Dans cette affaire, le Conseil d’Etat se positionne sur la notion de fraude tout en rappelant l’obligation de respecter la procédure contradictoire de retrait, obligation qu’elle a pourtant écartée dans un arrêt du 19 août 2025 n° 496157.
Dans cette affaire, le Conseil d’Etat considère que le Tribunal Administratif de GRENOBLE avait commis une erreur de droit en écartant la fraude alors qu’il résultait des faits de l’espèce établis par le Juge pénal qu’était caractérisée la volonté de la société pétitionnaire d’induire en erreur l’administration s’agissant de l’accord des propriétaires concernés pour leur partie privative par les travaux.
« 7. Il ressort des pièces du dossier soumis aux juges du fond que la décision de retrait contestée est motivée par le fait qu’en dissimulant qu’elle n’avait pas obtenu l’autorisation des autres copropriétaires pour des travaux qui affectaient leurs parties privatives, la société DC ne pouvait ignorer qu’à la date du dépôt de sa demande, elle ne disposait pas d’une des qualités prévues à l’article R.423-1 du Code de l’Urbanisme.

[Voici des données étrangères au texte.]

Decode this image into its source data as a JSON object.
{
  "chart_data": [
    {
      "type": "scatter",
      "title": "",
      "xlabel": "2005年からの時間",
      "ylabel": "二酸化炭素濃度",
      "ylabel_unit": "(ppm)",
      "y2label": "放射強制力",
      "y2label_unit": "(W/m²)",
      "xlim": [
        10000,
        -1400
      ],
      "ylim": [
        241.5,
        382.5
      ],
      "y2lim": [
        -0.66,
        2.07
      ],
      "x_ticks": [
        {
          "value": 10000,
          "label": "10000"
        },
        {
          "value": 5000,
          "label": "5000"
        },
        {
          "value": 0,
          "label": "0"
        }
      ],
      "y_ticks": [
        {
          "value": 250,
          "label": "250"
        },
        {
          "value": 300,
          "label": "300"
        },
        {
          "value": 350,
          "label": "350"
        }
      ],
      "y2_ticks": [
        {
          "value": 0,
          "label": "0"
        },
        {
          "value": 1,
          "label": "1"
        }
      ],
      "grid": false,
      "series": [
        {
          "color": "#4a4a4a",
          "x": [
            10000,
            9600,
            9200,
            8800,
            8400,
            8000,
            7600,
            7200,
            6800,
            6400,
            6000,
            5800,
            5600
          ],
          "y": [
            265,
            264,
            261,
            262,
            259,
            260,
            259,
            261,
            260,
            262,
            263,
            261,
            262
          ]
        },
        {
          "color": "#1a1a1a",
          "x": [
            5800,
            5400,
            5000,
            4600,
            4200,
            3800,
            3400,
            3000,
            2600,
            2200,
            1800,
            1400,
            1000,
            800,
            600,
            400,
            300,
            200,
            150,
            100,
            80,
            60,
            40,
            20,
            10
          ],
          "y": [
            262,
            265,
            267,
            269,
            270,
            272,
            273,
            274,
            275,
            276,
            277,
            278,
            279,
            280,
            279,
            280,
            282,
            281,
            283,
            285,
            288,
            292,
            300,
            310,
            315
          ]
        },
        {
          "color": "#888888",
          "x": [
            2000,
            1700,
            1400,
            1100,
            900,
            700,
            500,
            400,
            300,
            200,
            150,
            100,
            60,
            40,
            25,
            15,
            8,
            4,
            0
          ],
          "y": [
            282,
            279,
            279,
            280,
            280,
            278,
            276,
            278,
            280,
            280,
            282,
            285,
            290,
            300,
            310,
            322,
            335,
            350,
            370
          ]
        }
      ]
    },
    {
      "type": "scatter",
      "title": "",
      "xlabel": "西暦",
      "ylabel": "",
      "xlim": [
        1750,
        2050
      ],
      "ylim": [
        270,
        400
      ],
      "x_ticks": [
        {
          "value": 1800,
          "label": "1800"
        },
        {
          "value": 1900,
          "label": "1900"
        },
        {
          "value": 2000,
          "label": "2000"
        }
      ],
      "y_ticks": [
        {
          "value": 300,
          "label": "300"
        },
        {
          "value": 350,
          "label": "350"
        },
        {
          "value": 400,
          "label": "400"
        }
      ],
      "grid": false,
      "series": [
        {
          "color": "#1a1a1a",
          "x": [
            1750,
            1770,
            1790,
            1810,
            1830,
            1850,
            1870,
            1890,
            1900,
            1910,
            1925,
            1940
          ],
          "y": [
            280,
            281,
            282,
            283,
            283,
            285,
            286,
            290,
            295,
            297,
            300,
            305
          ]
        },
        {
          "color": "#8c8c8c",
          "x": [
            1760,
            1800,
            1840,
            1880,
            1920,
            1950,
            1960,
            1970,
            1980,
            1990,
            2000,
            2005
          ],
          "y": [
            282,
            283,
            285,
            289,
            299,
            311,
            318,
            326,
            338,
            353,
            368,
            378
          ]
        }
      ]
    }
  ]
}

Il ressort par ailleurs des constatations établies par l’arrêt du 4 octobre 2023 de la cour d’appel de Chambéry, condamnant la société CD et M. A, son gérant, pour obtention frauduleuse de document administratif, qu’en signant la demande de permis de construire ey en attestant avoir qualité pour demander l’autorisation d’urbanisme, ils ont sciemment prétendu avoir l’autorisation de l’ensemble des propriétaires afin d’obtenir de façon indue le permis de construire sollicité. ».
Cependant, le Conseil d’Etat valide la position du Tribunal Administratif de GRENOBLE qui avait considéré que le retrait du permis de construire pour fraude était illégal pour méconnaissance du caractère contradictoire de la procédure considérant :
« 9. Toutefois, en second lieu, aux termes de l’article L. 122-1 du code des relations entre le public et l’administration : « Les décisions mentionnées à l’article L. 211-2 n’interviennent qu’après que la personne intéressée a été mise à même de présenter des observations écrites et, le cas échéant, sur sa demande, des observations orales () / L’administration n’est pas tenue de satisfaire les demandes d’audition abusives, notamment par leur nombre ou leur caractère répétitif ou systématique ». Selon l’article L. 211-2 du même code :« Les personnes physiques ou morales ont le droit d’être informées sans délai des motifs des décisions administratives individuelles défavorables qui les concernent. / A cet effet, doivent être motivées les décisions qui : / () 4° Retirent ou abrogent une décision créatrice de droits () ». La décision portant retrait d’un permis de construire est au nombre de celles qui doivent être motivées en application de l’article L. 211-2 du code des relations entre le public et l’administration. Elle doit, par suite, être précédée d’une procédure contradictoire, permettant au titulaire du permis de construire d’être informé de la mesure qu’il est envisagé de prendre, ainsi que des motifs sur lesquels elle se fonde, et de bénéficier d’un délai suffisant pour présenter ses observations. Les dispositions précitées font également obligation à l’autorité administrative de faire droit, en principe, aux demandes d’audition formées par les personnes intéressées en vue de présenter des observations orales, alors même qu’elles auraient déjà présenté des observations écrites. Ce n’est que dans le cas où une telle demande revêtirait un caractère abusif qu’elle peut être écartée.
10. Le respect du caractère contradictoire de la procédure prévue par les articles L. 121-1 et suivants du code des relations entre le public et l’administration constitue une garantie pour le titulaire du permis de construire que l’autorité administrative entend rapporter. Eu égard à la nature et aux effets d’un tel retrait, l’autorité administrative est tenue, y compris en cas de fraude, de mettre en œuvre la procédure contradictoire préalable à cette décision de retrait.
11. Il s’ensuit que c’est sans erreur de droit ni dénaturation que le tribunal administratif, qui a suffisamment motivé son jugement sur ce point, a accueilli le moyen tiré de la méconnaissance du caractère contradictoire de la procédure, au motif que la Commune n’a pas fait droit à la demande de présentation d’observations orales formulée par la société DC, en sus de ses observations écrites, dans le cadre de la procédure de retrait pour fraude du permis de construire qui lui a été délivré. Ce motif justifie à lui seul qu’il soit fait droit aux conclusions présentées devant le tribunal administratif par la société DC. Il suit de là que la société Cocimes n’est pas fondée à demander l’annulation du jugement qu’elle attaque. ».